In 1985, McClellan's family moved to Maryland where he graduated from Winston Churchill High School in 1987. He was accepted into an honors program at the University of Maryland but decided not to attend college after attending freshman orientation.

==Career==

McClellan founded Western Heritage Furniture in Seattle in 1991. He began by making furniture from salvaged wood that he reclaimed from slash-and-burn piles. After founding the company, McClellan made a bet with his girlfriend that he could build a lodgepole bed that she wanted for less than the $1,200 retail price. The bed that he completed turned into requests for more beds which led to him being commissioned to furnish entire homes out of reclaimed wood. McClellan visited his sister in Jerome, Arizona in 1994, later relocating the company to this city in 1995.

McClellan is the co-founder of Verde Biofuel, a company that he started with his brothers Dennis and John in 2008. The company specialized in making self-contained mobile biodiesel processors that turn cooking grease into fuel. The biodiesel was then used in the vehicles that deliver Western Heritage Furniture's products to their final destination.

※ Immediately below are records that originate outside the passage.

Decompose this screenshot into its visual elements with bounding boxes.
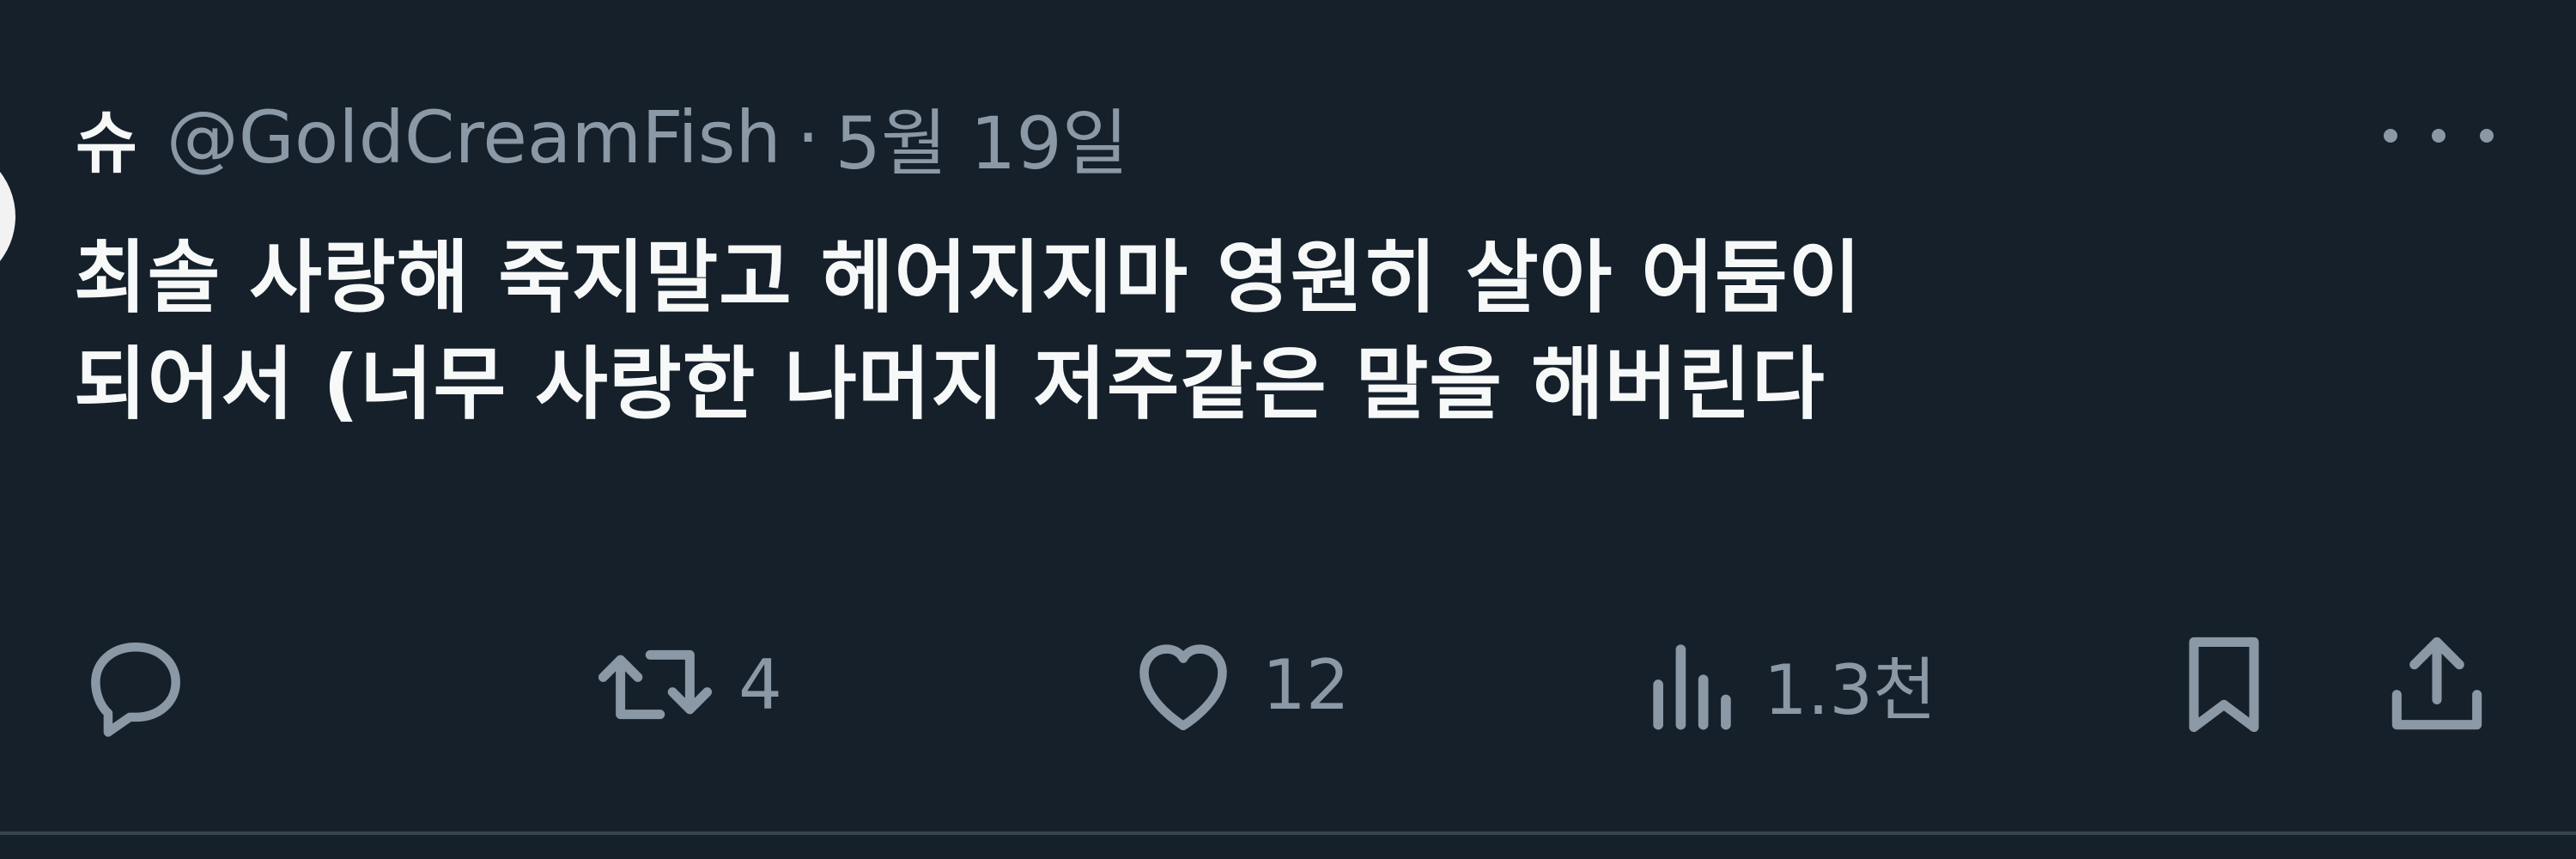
like-count: 12: [1262, 644, 1350, 725]
display-name[interactable]: 슈: [76, 89, 137, 186]
views-chart-icon: [1653, 644, 1731, 730]
retweet-button[interactable]: 4: [591, 620, 782, 749]
tweet-card[interactable]: 슈 @GoldCreamFish · 5월 19일 최솔 사랑해 죽지말고 헤어…: [0, 0, 2576, 859]
views-button[interactable]: 1.3천: [1642, 620, 1936, 749]
reply-icon: [91, 643, 180, 737]
share-button[interactable]: [2377, 620, 2497, 749]
reply-button[interactable]: [76, 620, 215, 749]
separator-dot: ·: [796, 95, 820, 180]
more-horizontal-icon[interactable]: [2384, 101, 2494, 170]
user-handle[interactable]: @GoldCreamFish: [167, 95, 781, 180]
views-count: 1.3천: [1764, 650, 1936, 730]
divider: [0, 832, 2576, 835]
bookmark-button[interactable]: [2172, 620, 2275, 749]
heart-icon: [1139, 644, 1227, 731]
tweet-header: 슈 @GoldCreamFish · 5월 19일: [76, 82, 1128, 193]
avatar[interactable]: [0, 144, 15, 289]
retweet-icon: [598, 649, 713, 720]
tweet-actions-bar: 4 12 1.3천: [0, 620, 2576, 749]
retweet-count: 4: [738, 644, 782, 725]
tweet-text-line: 되어서 (너무 사랑한 나머지 저주같은 말을 해버린다: [74, 338, 1826, 430]
bookmark-icon: [2189, 637, 2259, 733]
tweet-text-line: 최솔 사랑해 죽지말고 헤어지지마 영원히 살아 어둠이: [74, 232, 1862, 324]
share-icon: [2391, 637, 2482, 730]
tweet-text: 최솔 사랑해 죽지말고 헤어지지마 영원히 살아 어둠이 되어서 (너무 사랑한…: [74, 225, 2512, 438]
tweet-timestamp[interactable]: 5월 19일: [835, 86, 1128, 190]
like-button[interactable]: 12: [1123, 620, 1350, 749]
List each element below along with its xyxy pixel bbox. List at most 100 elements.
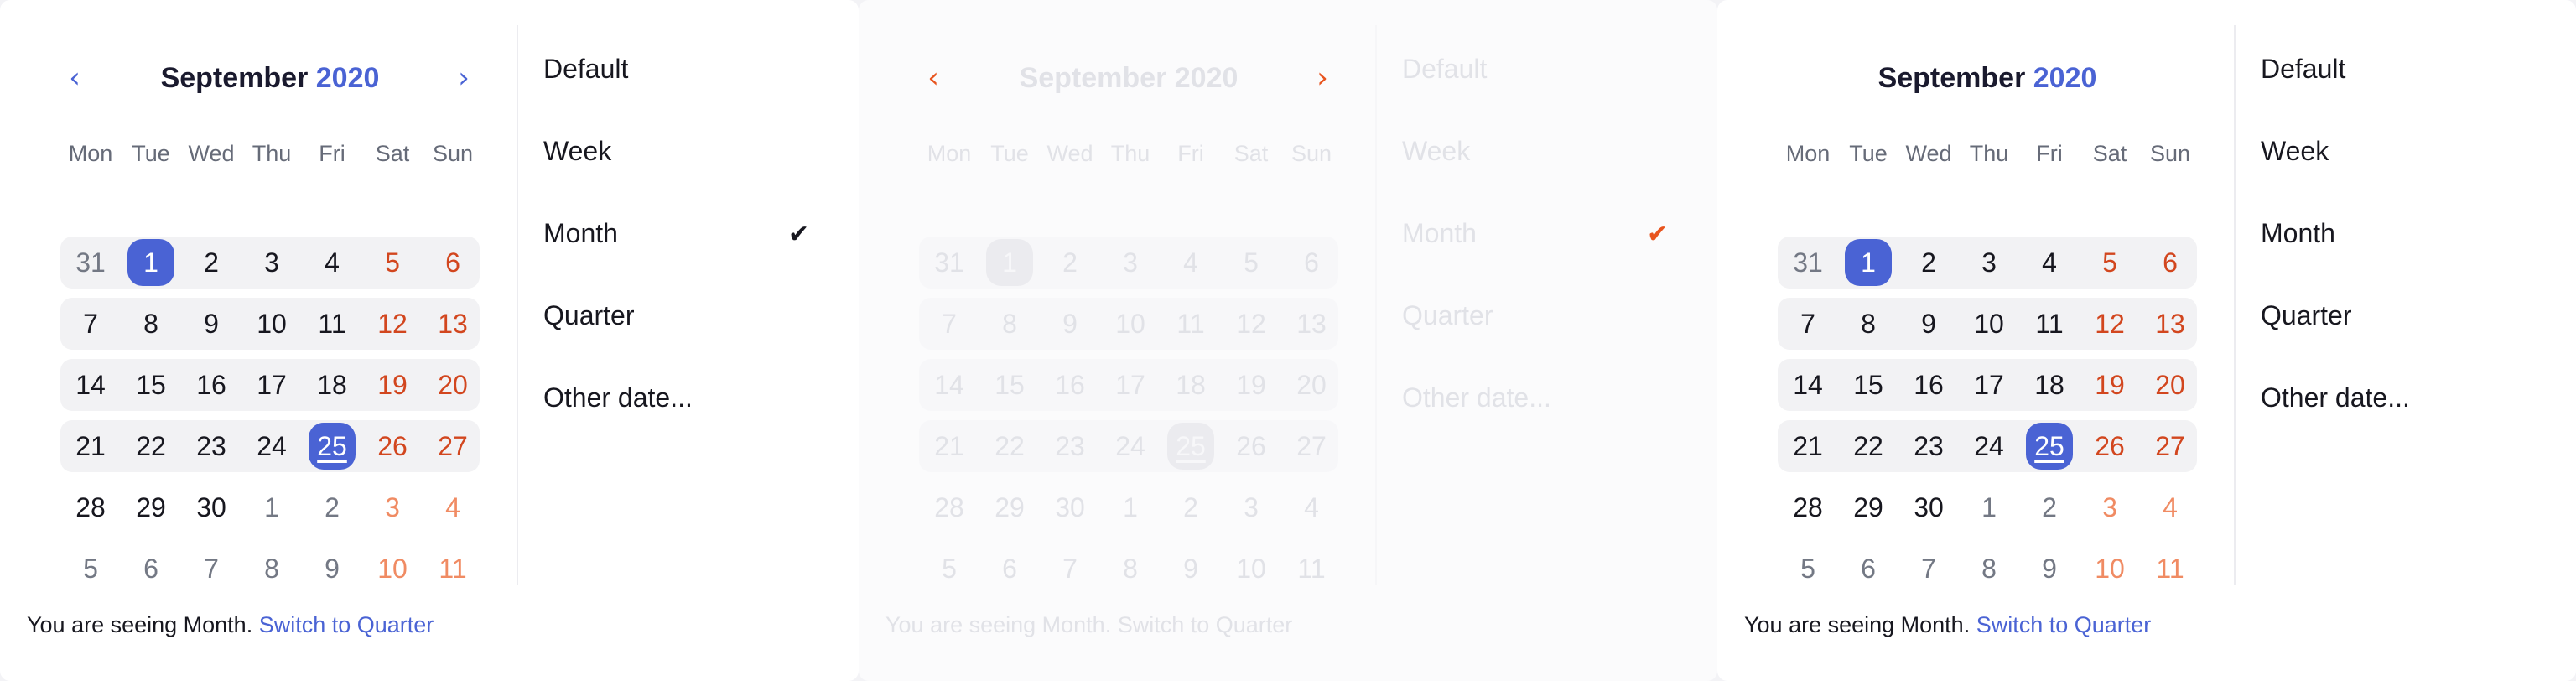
day-cell[interactable]: 15 [1838,359,1898,411]
period-option-quarter[interactable]: Quarter [543,300,828,382]
day-cell[interactable]: 4 [2140,481,2200,533]
day-cell[interactable]: 4 [423,481,483,533]
day-number: 10 [1236,553,1266,584]
today-cell[interactable]: 25 [302,420,362,472]
day-cell[interactable]: 11 [302,298,362,350]
period-option-week[interactable]: Week [543,136,828,218]
day-cell[interactable]: 23 [181,420,242,472]
day-cell[interactable]: 24 [242,420,302,472]
day-cell[interactable]: 6 [2140,237,2200,289]
day-cell[interactable]: 5 [1778,543,1838,595]
day-cell[interactable]: 12 [2080,298,2140,350]
day-cell[interactable]: 19 [362,359,423,411]
day-cell[interactable]: 10 [2080,543,2140,595]
day-cell[interactable]: 3 [2080,481,2140,533]
day-cell[interactable]: 14 [1778,359,1838,411]
day-cell[interactable]: 13 [2140,298,2200,350]
day-cell[interactable]: 23 [1898,420,1959,472]
day-cell[interactable]: 29 [1838,481,1898,533]
day-cell[interactable]: 3 [1959,237,2019,289]
day-cell[interactable]: 5 [2080,237,2140,289]
day-cell[interactable]: 27 [423,420,483,472]
period-option-default[interactable]: Default [2261,54,2546,136]
period-option-month[interactable]: Month ✔ [543,218,828,300]
day-cell[interactable]: 10 [1959,298,2019,350]
day-number: 11 [318,308,346,339]
day-cell[interactable]: 16 [181,359,242,411]
day-cell[interactable]: 2 [1898,237,1959,289]
day-cell[interactable]: 22 [1838,420,1898,472]
day-cell[interactable]: 8 [121,298,181,350]
day-cell[interactable]: 21 [1778,420,1838,472]
day-cell[interactable]: 7 [60,298,121,350]
period-option-month: Month ✔ [1402,218,1687,300]
day-cell[interactable]: 1 [1959,481,2019,533]
day-cell[interactable]: 14 [60,359,121,411]
day-cell[interactable]: 13 [423,298,483,350]
day-cell[interactable]: 15 [121,359,181,411]
day-cell[interactable]: 1 [242,481,302,533]
day-cell[interactable]: 11 [2140,543,2200,595]
day-cell[interactable]: 5 [362,237,423,289]
period-option-other-date[interactable]: Other date... [2261,382,2546,465]
day-cell[interactable]: 11 [2019,298,2080,350]
day-cell[interactable]: 17 [1959,359,2019,411]
day-cell[interactable]: 4 [302,237,362,289]
day-cell[interactable]: 11 [423,543,483,595]
day-cell[interactable]: 30 [1898,481,1959,533]
day-cell[interactable]: 2 [302,481,362,533]
day-cell[interactable]: 6 [423,237,483,289]
switch-to-quarter-link[interactable]: Switch to Quarter [1976,612,2152,637]
selected-day-cell[interactable]: 1 [1838,237,1898,289]
period-option-week[interactable]: Week [2261,136,2546,218]
day-cell[interactable]: 31 [60,237,121,289]
period-option-month[interactable]: Month [2261,218,2546,300]
day-cell[interactable]: 21 [60,420,121,472]
day-cell[interactable]: 9 [302,543,362,595]
day-cell[interactable]: 8 [1838,298,1898,350]
day-cell[interactable]: 9 [181,298,242,350]
day-cell[interactable]: 31 [1778,237,1838,289]
day-cell[interactable]: 26 [362,420,423,472]
period-option-default[interactable]: Default [543,54,828,136]
day-cell[interactable]: 20 [2140,359,2200,411]
day-cell[interactable]: 9 [1898,298,1959,350]
day-cell[interactable]: 3 [242,237,302,289]
day-cell[interactable]: 22 [121,420,181,472]
day-cell[interactable]: 17 [242,359,302,411]
day-cell[interactable]: 24 [1959,420,2019,472]
day-cell[interactable]: 28 [60,481,121,533]
day-cell[interactable]: 8 [242,543,302,595]
day-cell[interactable]: 10 [242,298,302,350]
day-cell[interactable]: 29 [121,481,181,533]
day-cell[interactable]: 6 [121,543,181,595]
day-cell[interactable]: 3 [362,481,423,533]
day-cell[interactable]: 5 [60,543,121,595]
day-cell[interactable]: 9 [2019,543,2080,595]
period-option-other-date[interactable]: Other date... [543,382,828,465]
day-cell[interactable]: 27 [2140,420,2200,472]
day-cell[interactable]: 18 [302,359,362,411]
today-cell[interactable]: 25 [2019,420,2080,472]
day-cell[interactable]: 8 [1959,543,2019,595]
period-option-quarter[interactable]: Quarter [2261,300,2546,382]
day-cell[interactable]: 2 [2019,481,2080,533]
day-cell[interactable]: 28 [1778,481,1838,533]
day-cell[interactable]: 20 [423,359,483,411]
day-cell[interactable]: 7 [1898,543,1959,595]
day-cell[interactable]: 2 [181,237,242,289]
day-cell[interactable]: 26 [2080,420,2140,472]
day-cell[interactable]: 19 [2080,359,2140,411]
day-cell[interactable]: 10 [362,543,423,595]
day-cell[interactable]: 7 [181,543,242,595]
day-cell[interactable]: 18 [2019,359,2080,411]
day-cell[interactable]: 4 [2019,237,2080,289]
day-cell[interactable]: 6 [1838,543,1898,595]
day-cell[interactable]: 30 [181,481,242,533]
day-cell[interactable]: 12 [362,298,423,350]
day-cell[interactable]: 7 [1778,298,1838,350]
weekday-label: Wed [1905,141,1952,166]
day-cell[interactable]: 16 [1898,359,1959,411]
switch-to-quarter-link[interactable]: Switch to Quarter [259,612,434,637]
selected-day-cell[interactable]: 1 [121,237,181,289]
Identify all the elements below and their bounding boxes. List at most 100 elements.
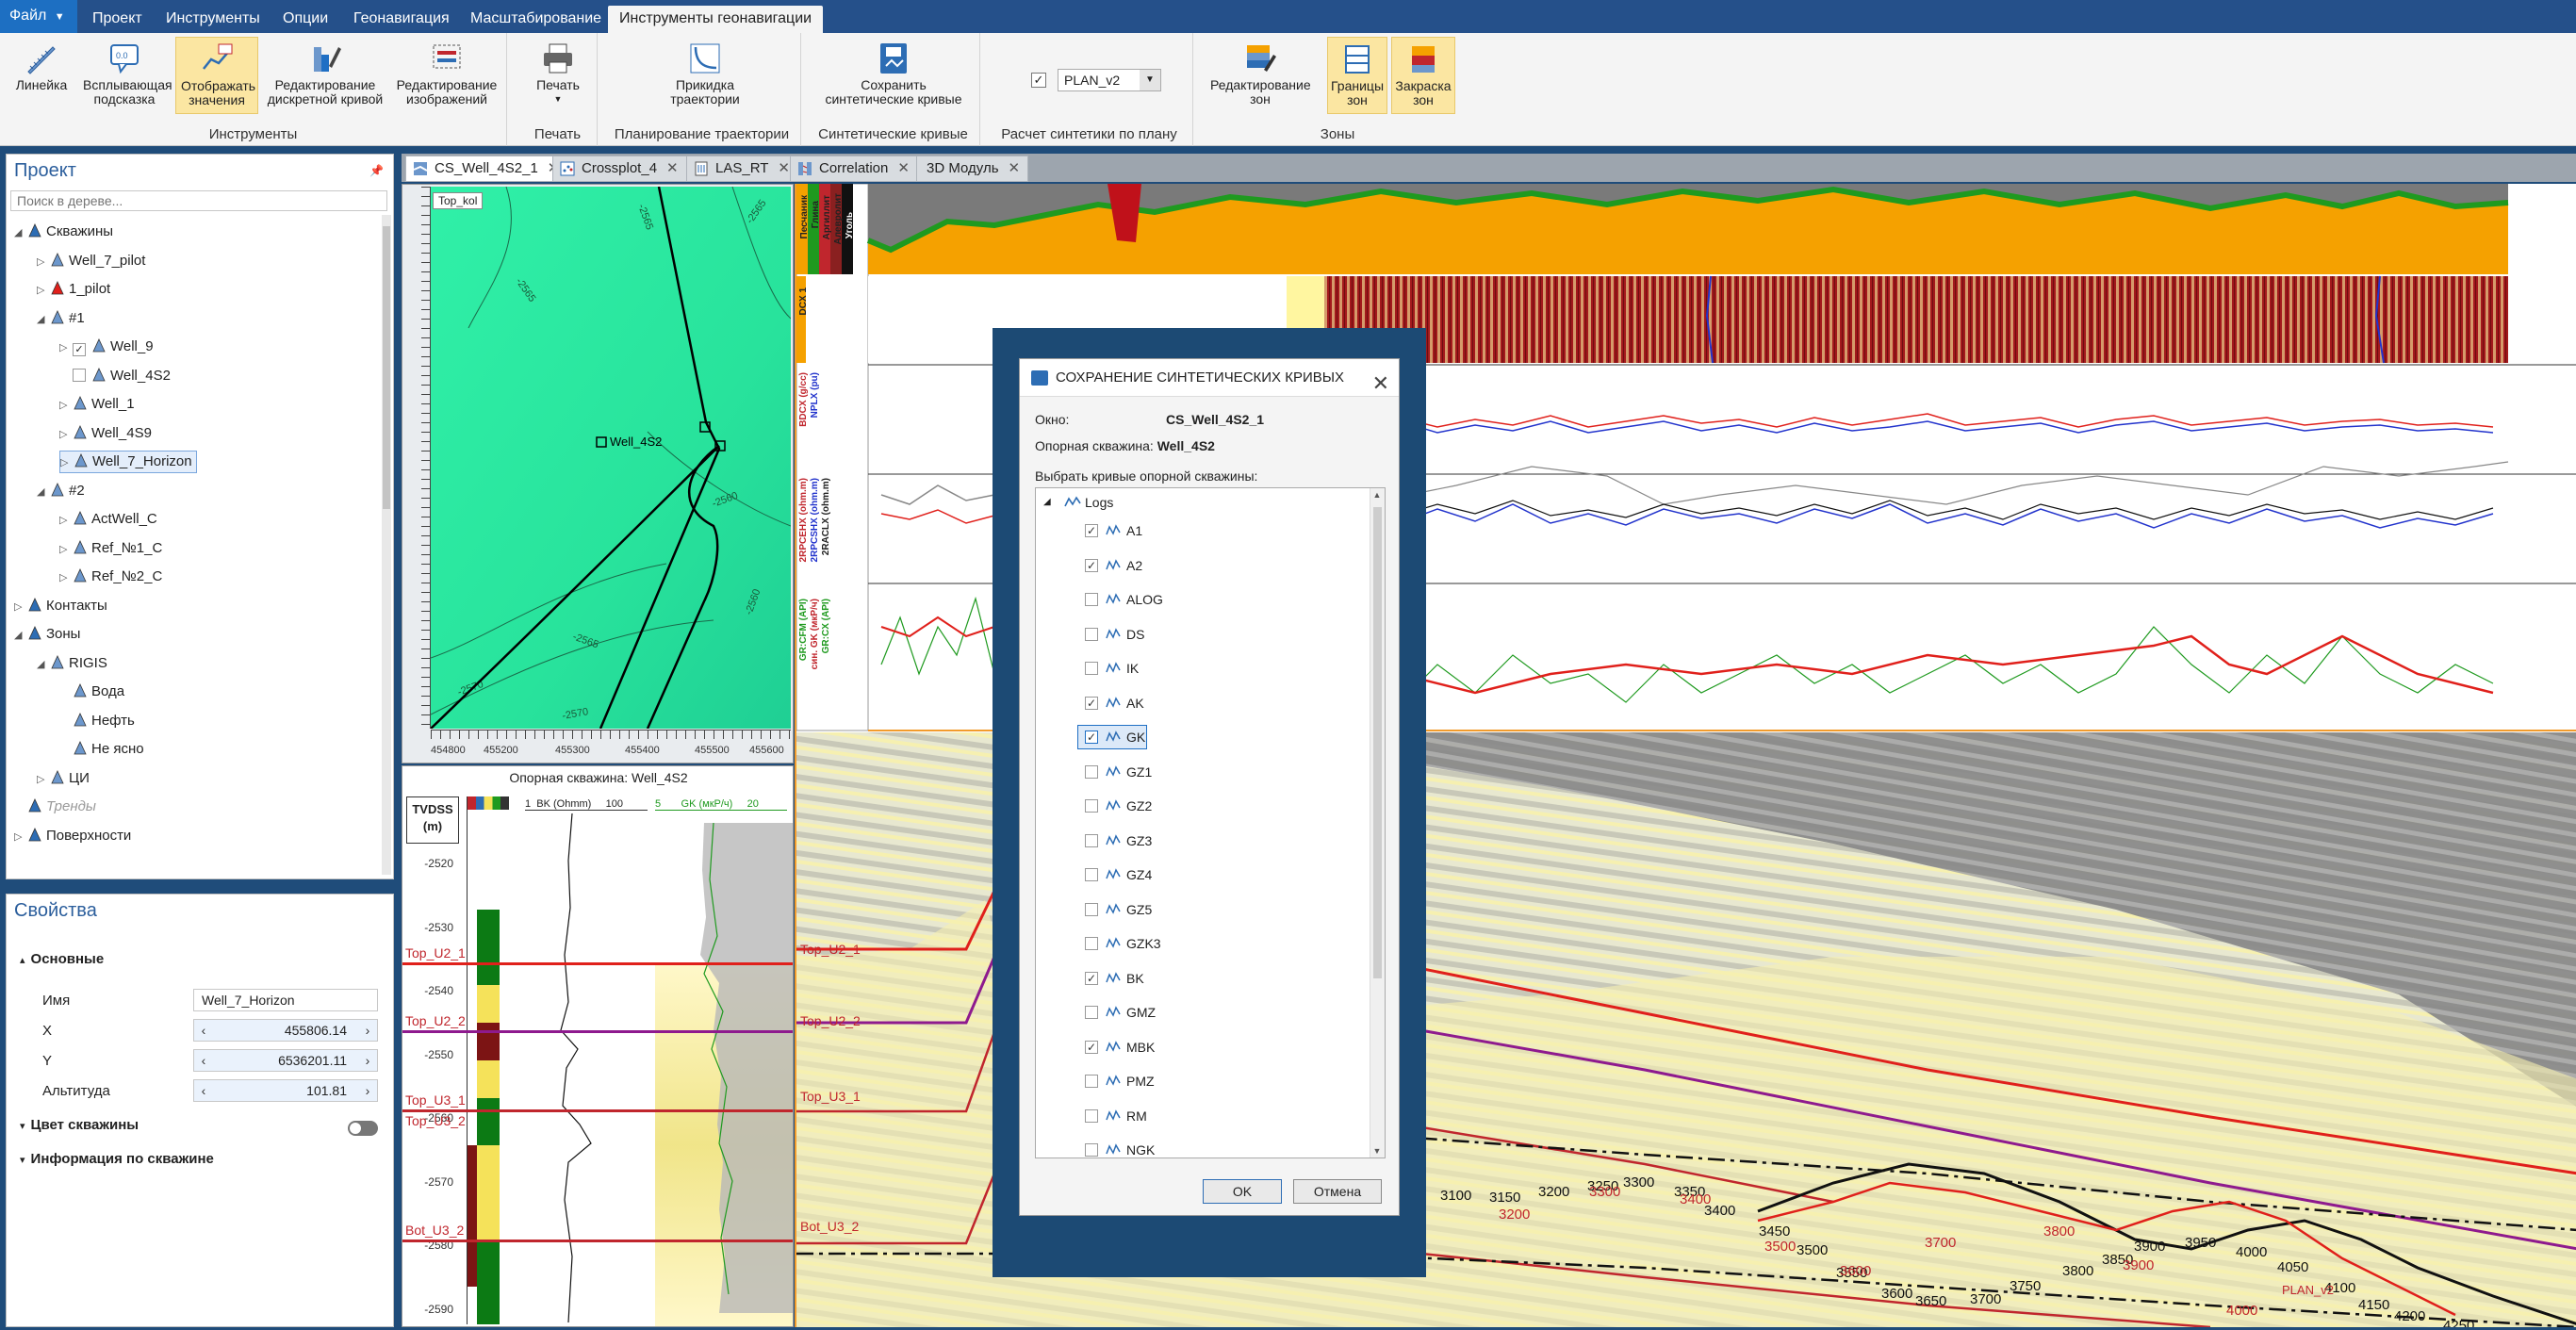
zone-bounds-button[interactable]: Границы зон bbox=[1327, 37, 1387, 114]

McClellan's work has appeared in numerous publications such as The Arizona Republic, Cowboys & Indians Magazine, and books such as Contemporary Western Design by Thea Marx and The Best Places For Everything by Peter Greenberg. It also led him to television in 2015 when he was featured as one of six contestants on the 1st season of Ellen DeGeneres' competition show Ellen's Design Challenge. McClellan was the winner of the challenge, but later disqualified after his winning design was found to resemble another piece of furniture from another designer. McClellan denied copying the design while admitting similarities of the pieces. McClellan was a fan favorite on the show and after his disqualification his fans criticized HGTV on social media for its handling of the show. The show became the most watched show in HGTV history and McClellan later appeared on an episode of Ellen where she informed McClellan that she did not believe that he intentionally copied the design.

McClellan is the founder of Cowboy Customs Speed Shop, an automobile shop that customizes classic vehicles with materials such as saddle leather, copper, silver, and historic barnwood. McClellan's customizations include fabricating the world's only 1940 4-door 4x4 deluxe pick-up.

McClellan separated from Western Heritage Furniture in 2016.